Crypto-tracing firm Chainalysis this week published an analysis of crypto flows to peptide sellers, a gray market that the company now measures at more than $100 million a year and growing. Chainalysis specifically found that some of the same Chinese labs that were previously selling fentanyl precursors have now switched to manufacturing and selling peptides. The transition, Chainalysis believes, is designed to cash in on the wave of “looksmaxing” hype across social media that has pushed peptide sales—and to avoid the risk of a law enforcement crackdown on opioid manufacturers.
AI can do all kinds of things if you just ask it: Code an app, touch up your photos, or even hack President Barack Obama’s Instagram account. Since Meta announced in March that its account support will be increasingly automated with AI, including for functions like updating your password, hackers found that they could exploit the tool to reset the password and take over accounts of even high-profile users and celebrities. Among the victims, as reported by 404 Media, are Obama, the chief master sergeant of the US Space Force, and makeup chain Sephora. Meta says the issue is now fixed and affected accounts have been secured. But the wave of takeovers illustrates the risks of off-loading security functions to AI—particularly at companies like Meta, which has very publicly touted its all-in approach to adopting AI across the company.
When AI firm Anthropic rolled out its powerful Mythos tool to a select group of organizations for testing, it raised eyebrows by including the US National Security Agency on that initial access list.
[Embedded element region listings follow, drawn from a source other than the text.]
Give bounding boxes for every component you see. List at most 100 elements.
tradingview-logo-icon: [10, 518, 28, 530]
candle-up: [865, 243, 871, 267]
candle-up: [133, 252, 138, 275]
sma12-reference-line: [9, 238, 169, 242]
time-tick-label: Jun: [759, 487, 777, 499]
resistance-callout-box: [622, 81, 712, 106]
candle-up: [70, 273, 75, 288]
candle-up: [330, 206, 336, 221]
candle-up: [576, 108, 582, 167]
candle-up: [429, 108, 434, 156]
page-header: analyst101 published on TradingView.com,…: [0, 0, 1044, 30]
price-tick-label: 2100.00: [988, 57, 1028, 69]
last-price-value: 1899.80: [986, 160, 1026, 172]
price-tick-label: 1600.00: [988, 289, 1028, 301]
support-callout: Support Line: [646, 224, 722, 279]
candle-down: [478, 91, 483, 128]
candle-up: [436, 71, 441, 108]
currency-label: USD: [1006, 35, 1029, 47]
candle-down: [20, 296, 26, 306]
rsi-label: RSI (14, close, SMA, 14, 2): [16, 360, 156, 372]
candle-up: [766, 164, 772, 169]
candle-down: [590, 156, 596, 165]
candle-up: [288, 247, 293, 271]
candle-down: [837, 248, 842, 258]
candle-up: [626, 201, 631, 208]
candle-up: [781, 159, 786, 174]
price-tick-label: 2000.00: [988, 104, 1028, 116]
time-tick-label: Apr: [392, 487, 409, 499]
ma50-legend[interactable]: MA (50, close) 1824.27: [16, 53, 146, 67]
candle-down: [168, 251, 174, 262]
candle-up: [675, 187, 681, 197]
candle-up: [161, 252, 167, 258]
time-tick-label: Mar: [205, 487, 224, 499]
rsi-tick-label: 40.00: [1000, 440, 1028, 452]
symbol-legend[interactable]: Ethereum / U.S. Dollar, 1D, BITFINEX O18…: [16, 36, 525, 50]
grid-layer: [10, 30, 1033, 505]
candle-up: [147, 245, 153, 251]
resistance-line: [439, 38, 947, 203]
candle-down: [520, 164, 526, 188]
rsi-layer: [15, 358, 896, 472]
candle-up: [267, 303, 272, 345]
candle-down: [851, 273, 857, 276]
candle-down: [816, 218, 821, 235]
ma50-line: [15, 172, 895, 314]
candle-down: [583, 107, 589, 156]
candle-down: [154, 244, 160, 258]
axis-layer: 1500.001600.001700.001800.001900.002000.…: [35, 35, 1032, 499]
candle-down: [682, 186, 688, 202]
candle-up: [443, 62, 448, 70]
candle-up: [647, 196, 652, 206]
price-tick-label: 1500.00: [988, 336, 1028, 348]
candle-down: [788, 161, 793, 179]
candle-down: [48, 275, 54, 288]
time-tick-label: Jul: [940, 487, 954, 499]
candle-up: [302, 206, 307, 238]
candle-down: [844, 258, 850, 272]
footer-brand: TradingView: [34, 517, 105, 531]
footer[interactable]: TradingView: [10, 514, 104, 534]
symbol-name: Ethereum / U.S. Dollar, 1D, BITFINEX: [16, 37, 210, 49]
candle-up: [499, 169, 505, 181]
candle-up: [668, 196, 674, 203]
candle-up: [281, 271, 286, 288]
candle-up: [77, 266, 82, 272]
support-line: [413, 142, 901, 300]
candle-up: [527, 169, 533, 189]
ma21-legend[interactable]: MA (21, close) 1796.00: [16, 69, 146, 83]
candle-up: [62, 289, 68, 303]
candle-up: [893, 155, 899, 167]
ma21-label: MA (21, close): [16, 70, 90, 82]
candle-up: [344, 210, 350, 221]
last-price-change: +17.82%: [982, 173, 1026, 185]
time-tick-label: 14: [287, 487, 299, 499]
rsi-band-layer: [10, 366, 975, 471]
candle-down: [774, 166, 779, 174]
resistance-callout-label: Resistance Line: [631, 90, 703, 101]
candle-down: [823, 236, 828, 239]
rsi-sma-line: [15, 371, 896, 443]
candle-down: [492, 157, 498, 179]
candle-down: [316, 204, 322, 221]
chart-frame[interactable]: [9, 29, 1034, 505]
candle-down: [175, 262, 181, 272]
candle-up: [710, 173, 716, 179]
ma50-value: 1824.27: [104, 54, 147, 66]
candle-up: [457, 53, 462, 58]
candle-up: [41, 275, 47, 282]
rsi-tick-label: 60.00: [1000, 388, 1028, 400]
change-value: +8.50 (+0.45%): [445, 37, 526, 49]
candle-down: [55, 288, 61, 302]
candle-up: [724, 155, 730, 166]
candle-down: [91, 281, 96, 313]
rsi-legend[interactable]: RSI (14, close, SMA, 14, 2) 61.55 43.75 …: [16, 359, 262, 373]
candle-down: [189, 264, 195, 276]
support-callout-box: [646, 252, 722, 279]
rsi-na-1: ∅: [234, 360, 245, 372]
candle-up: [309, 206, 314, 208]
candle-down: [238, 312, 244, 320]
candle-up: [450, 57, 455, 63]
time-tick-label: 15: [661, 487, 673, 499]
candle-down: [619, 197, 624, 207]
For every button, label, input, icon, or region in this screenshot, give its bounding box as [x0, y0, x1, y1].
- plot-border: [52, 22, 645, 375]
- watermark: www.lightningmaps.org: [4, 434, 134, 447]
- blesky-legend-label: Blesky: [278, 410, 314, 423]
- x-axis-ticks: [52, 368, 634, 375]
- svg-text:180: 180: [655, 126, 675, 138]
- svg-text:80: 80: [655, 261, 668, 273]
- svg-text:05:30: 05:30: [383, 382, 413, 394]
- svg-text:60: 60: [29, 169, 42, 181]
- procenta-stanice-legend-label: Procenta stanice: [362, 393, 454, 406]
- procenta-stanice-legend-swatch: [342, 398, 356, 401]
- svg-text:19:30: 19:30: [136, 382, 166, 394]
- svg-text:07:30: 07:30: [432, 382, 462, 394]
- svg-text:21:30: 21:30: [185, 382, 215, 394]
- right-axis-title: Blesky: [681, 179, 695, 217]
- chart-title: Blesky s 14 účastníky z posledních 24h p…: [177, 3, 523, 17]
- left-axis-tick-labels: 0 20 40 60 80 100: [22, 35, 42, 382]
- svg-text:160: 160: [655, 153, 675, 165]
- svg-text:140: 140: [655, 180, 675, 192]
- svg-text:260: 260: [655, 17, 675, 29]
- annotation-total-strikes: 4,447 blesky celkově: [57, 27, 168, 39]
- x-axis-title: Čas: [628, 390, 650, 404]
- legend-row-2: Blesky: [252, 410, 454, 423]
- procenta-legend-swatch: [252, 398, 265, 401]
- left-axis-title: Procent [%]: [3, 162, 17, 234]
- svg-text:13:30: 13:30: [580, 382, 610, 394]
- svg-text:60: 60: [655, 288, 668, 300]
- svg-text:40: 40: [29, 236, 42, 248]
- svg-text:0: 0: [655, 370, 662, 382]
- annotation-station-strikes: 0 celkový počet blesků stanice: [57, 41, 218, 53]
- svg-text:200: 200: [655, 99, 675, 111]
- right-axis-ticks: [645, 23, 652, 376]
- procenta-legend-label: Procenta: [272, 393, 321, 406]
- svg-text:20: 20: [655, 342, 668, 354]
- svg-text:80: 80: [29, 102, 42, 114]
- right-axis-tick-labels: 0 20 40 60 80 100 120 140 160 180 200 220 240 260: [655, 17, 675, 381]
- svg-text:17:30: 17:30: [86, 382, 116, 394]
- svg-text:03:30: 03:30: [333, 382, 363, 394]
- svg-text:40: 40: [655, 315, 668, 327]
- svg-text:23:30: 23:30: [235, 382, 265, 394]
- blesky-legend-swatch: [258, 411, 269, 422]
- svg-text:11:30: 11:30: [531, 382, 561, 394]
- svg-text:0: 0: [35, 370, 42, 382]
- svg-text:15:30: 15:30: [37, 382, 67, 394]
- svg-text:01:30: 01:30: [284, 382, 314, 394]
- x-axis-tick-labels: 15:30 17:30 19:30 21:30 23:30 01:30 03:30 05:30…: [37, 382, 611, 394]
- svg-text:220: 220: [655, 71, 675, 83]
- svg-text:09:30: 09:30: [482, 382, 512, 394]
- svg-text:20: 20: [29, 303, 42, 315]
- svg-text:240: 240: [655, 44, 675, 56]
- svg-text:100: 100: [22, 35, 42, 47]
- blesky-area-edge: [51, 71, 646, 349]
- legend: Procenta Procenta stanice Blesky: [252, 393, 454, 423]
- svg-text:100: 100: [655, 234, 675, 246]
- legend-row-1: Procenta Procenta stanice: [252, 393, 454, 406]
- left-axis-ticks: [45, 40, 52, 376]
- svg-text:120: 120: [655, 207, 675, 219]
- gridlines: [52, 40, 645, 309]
Mythos, after all, is reportedly capable of finding previously hidden, hackable vulnerabilities in software with alarming speed, raising fears that it could be used for automated mass surveillance and cyberattacks. But the NSA also has a defensive mission, and initial reporting suggested the agency might just be using Anthropic’s tool to find bugs in popular software used by Americans—such as Microsoft’s—with the goal of better securing it. Yet the Financial Times now reports that Anthropic is helping the NSA take its use of Mythos a step further, deploying Anthropic’s own engineers to the agency to help it learn to use the AI tool—including for offensive hacking. The FT couldn’t confirm that Mythos is being used in active hacking operations. But given the growing use of AI for state-sponsored hacking, it would be a surprise if the US is not joining the field of modern-day automated cyberintrusions.
US president Donald Trump has picked Bill Pulte to temporarily act as director of national intelligence. Pulte replaces Tulsi Gabbard, who recently stepped down from the role citing her husband’s health issues. Trump has said he is considering other people for the permanent job, but that confirmation process can take months.
As acting director, Pulte would be responsible for the entire US intelligence community, coordinating 18 different agencies including the Central Intelligence Agency and NSA.